I created some more test data on the branch for more reliable and forseeable testing. The thing is: When you use FLATTEN, you create out of page number of results task number of results. That means when you FLATTEN the "bad files", you get 2180 potential matches (instead of 2), 1503 of these matches. Dataview therefor tries to render a list out of 1503 elements, plus the workload created by the string concatination to create a custom output. My Obsidian crashes for your test files, but this is to no suprise, if I'm honest.

I also have no clue about all this caching magic going on, so I unfortunately cannot be of more help than providing some test data. Maybe you want to have another look at the branch - I created a bunch of file-number-task-number tests, if these fail for you. While taking long, all of the tests except your provided example is working fine for me.

aubreyz commented 1 year ago

Thanks @s-blu

OK so there is an issue here, on which we can agree, albeit perhaps not surprising - but I'm not sure. 3000 or so database items is really not that extraordinary - flattening obviously creates a massive magnification effect leading to crashes.

I don't much understand the coding implications - but it seems to me that there are a lot of things that can only be achieved through a flatten - so I wonder whether there might be some coding inefficiency that is making this happen. If one wants to produce a list of tasks with the name of the locating file on the same line some kind of flatten is required - leading to a crash. But if this was inevitable, why is it possible to carry out similar things with a similar outcome easily using the tasks plugin, or even possibly with dataviewjs with say something like:

// get tasks from specific folder
const tasks = dv.pages('"01 Documents"').file.tasks
// add a link to each task
for (let task of tasks){
task.visual = task.text + " " + dv.sectionLink(task.link.path, task.section.subpath, false, "△")
}
// render tasks
dv.taskList(tasks, false)

So what is special about the flatten code that causes crashing? I don't understand Javascript well, but if the javascript can do something similar without crashing why is something similar not coded within dataview?

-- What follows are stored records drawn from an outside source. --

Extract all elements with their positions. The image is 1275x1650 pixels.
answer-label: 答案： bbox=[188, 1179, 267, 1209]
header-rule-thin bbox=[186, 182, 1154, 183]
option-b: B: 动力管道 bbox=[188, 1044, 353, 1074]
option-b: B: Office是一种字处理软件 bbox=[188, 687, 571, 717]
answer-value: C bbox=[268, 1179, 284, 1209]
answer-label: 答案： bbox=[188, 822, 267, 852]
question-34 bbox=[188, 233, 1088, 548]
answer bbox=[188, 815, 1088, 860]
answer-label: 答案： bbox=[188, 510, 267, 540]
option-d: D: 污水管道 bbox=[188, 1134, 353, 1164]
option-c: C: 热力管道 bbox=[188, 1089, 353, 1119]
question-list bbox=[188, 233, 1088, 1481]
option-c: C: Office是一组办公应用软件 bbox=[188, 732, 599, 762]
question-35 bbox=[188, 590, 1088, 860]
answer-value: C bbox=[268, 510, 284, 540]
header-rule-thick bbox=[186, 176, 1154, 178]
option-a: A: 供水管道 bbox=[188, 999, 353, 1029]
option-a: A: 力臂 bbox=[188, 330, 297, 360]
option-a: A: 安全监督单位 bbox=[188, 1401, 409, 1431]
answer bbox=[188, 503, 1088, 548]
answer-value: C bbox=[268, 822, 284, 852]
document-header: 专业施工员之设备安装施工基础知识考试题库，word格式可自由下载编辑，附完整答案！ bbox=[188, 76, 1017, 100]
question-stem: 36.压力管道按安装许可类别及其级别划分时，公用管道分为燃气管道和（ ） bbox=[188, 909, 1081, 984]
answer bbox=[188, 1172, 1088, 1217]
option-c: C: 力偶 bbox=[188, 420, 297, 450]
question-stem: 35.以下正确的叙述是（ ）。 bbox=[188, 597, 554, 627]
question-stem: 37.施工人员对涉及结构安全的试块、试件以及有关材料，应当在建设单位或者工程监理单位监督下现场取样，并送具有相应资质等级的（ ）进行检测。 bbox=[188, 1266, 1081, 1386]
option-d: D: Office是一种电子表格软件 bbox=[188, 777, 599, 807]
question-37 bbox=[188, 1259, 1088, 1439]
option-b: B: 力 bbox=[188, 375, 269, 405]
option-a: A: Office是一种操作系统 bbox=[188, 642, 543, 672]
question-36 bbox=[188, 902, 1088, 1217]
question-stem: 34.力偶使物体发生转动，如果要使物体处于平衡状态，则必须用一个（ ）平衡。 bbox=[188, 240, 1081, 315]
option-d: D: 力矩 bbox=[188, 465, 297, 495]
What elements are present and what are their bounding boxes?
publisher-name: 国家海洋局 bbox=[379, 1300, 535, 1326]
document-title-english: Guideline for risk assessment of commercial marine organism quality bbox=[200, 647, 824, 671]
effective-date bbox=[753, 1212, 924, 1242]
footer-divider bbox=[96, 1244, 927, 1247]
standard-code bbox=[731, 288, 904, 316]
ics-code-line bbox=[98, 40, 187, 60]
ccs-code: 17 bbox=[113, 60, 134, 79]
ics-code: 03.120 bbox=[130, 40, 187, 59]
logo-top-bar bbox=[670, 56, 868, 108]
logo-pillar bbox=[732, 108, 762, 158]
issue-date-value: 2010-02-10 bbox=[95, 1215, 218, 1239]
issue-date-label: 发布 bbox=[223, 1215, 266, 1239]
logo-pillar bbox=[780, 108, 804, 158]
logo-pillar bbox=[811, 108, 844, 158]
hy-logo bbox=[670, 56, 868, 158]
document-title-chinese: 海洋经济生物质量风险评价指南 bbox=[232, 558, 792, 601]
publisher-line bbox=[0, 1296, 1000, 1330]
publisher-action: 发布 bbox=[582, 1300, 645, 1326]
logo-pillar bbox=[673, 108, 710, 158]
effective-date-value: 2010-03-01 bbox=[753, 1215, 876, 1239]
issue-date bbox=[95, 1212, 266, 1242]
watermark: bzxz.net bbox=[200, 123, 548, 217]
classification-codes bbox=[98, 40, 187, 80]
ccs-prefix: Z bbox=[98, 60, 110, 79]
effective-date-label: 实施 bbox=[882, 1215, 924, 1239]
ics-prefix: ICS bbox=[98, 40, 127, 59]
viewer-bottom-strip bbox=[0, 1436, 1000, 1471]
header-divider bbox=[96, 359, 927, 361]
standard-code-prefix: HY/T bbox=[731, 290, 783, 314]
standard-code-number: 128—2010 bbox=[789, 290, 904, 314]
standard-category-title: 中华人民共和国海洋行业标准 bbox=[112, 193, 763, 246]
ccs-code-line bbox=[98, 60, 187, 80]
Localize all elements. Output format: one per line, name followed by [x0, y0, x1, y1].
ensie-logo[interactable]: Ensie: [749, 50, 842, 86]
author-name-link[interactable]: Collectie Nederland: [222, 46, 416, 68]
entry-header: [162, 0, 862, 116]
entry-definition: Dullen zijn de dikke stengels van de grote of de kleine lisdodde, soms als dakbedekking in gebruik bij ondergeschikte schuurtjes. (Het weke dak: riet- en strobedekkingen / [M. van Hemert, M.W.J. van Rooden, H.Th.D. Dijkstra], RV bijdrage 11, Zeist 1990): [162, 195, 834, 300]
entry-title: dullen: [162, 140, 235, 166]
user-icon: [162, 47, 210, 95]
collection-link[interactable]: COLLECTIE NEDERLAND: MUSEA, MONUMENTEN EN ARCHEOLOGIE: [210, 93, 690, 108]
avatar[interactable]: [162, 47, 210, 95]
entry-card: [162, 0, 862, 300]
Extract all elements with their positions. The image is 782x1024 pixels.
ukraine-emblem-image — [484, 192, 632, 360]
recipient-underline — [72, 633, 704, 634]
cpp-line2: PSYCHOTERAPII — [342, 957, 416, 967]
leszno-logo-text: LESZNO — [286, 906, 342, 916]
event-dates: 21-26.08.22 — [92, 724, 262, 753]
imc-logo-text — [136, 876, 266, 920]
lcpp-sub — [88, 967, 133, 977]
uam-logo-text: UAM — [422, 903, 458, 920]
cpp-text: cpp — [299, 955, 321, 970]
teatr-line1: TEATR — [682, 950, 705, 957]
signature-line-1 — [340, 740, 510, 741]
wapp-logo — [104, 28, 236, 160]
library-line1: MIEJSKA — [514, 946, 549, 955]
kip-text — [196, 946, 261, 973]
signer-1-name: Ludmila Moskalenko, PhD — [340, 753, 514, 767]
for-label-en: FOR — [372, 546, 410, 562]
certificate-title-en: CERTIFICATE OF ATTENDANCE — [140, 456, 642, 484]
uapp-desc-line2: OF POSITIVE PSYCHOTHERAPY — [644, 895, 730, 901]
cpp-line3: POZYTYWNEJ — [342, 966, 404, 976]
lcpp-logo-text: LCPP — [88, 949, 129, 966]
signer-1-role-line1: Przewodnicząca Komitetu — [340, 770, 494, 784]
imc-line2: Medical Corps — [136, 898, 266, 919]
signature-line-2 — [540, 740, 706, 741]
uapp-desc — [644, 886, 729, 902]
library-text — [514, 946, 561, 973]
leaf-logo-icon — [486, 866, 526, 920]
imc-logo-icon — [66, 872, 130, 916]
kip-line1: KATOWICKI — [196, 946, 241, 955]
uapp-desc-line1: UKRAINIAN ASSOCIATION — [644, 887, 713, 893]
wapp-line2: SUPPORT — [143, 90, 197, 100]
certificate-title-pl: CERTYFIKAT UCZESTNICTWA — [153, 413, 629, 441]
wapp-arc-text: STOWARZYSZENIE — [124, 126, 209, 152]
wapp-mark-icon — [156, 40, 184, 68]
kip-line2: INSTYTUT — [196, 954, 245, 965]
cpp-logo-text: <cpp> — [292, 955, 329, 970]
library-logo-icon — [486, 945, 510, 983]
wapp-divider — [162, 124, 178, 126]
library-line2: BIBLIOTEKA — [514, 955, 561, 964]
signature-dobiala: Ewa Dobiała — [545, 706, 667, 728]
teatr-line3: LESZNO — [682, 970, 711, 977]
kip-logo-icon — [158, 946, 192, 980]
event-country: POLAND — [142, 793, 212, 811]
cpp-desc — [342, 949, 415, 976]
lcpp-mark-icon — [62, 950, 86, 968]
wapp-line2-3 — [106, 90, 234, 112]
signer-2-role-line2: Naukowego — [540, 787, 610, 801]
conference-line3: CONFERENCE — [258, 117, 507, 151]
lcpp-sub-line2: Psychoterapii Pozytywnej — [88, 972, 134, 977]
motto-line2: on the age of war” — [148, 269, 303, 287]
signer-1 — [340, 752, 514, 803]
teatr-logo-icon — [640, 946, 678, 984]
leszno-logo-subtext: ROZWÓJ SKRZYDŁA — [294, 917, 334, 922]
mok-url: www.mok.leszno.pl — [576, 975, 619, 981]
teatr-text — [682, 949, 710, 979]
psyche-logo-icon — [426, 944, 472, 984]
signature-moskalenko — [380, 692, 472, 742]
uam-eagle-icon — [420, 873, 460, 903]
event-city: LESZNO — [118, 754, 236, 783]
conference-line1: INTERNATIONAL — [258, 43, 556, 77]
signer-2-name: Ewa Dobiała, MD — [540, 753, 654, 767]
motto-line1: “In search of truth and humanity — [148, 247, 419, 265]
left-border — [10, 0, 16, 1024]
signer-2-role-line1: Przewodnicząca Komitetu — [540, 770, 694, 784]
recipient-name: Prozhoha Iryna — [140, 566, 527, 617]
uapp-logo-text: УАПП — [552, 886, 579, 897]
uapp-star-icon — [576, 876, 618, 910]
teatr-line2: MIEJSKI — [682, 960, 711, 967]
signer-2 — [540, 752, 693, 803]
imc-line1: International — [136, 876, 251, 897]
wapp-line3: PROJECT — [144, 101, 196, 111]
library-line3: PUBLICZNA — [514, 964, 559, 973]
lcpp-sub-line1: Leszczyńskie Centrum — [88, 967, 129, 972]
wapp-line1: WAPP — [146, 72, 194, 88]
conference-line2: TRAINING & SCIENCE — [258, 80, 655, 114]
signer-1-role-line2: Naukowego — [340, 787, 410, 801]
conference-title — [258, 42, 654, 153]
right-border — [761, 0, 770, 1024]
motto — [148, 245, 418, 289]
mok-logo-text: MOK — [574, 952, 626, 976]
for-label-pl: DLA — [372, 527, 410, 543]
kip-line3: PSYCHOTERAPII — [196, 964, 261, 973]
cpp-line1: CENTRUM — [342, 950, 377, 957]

s-blu commented 1 year ago

You seem to be right here in a matter that I can render a result set of 1500 files within 5 seconds without any trouble (which is quite amazing.) When I flatten these 1500 files (which all contain only 1 todo), I again get 5 seconds. Flattening 750 files a 2 todos takes around 7 seconds. Flattening 5 files a 300 todos takes around 20 seconds and blocks input. So it indeed doesn't seem to be the number of result items but the numbers of tasks per file causing the issue. Worth to note: The 20 seconds are only necessary on my first call. After that, I again take around 5 seconds (by feeling, didnt measured) to render the result, I presume because the cache is ready.

I'll add the new test data to the branch here https://github.com/s-blu/obsidian_dataview_example_vault/tree/dataview-1553, if you want to check @blacksmithgu . Nothing more I can do here, unfortunately.

aubreyz commented 1 year ago

That is an interesting experiment @s-blu which takes the matter much further forward. Given the behavior of dataviewjs and the tasks plugin performing very similar feats with effective flattening (with many items in a few files) I suspect that it must be possible to optimize the flatten code to avoid this roadblock. I'm happy to test things, but the coding is outside of my skill-set :)

I note your comment about working OK a second time (cache we guess), but at n=2000 or 3000 you don't get a second chance because it approaches infinity.... even at 600 or so it becomes massively problematical.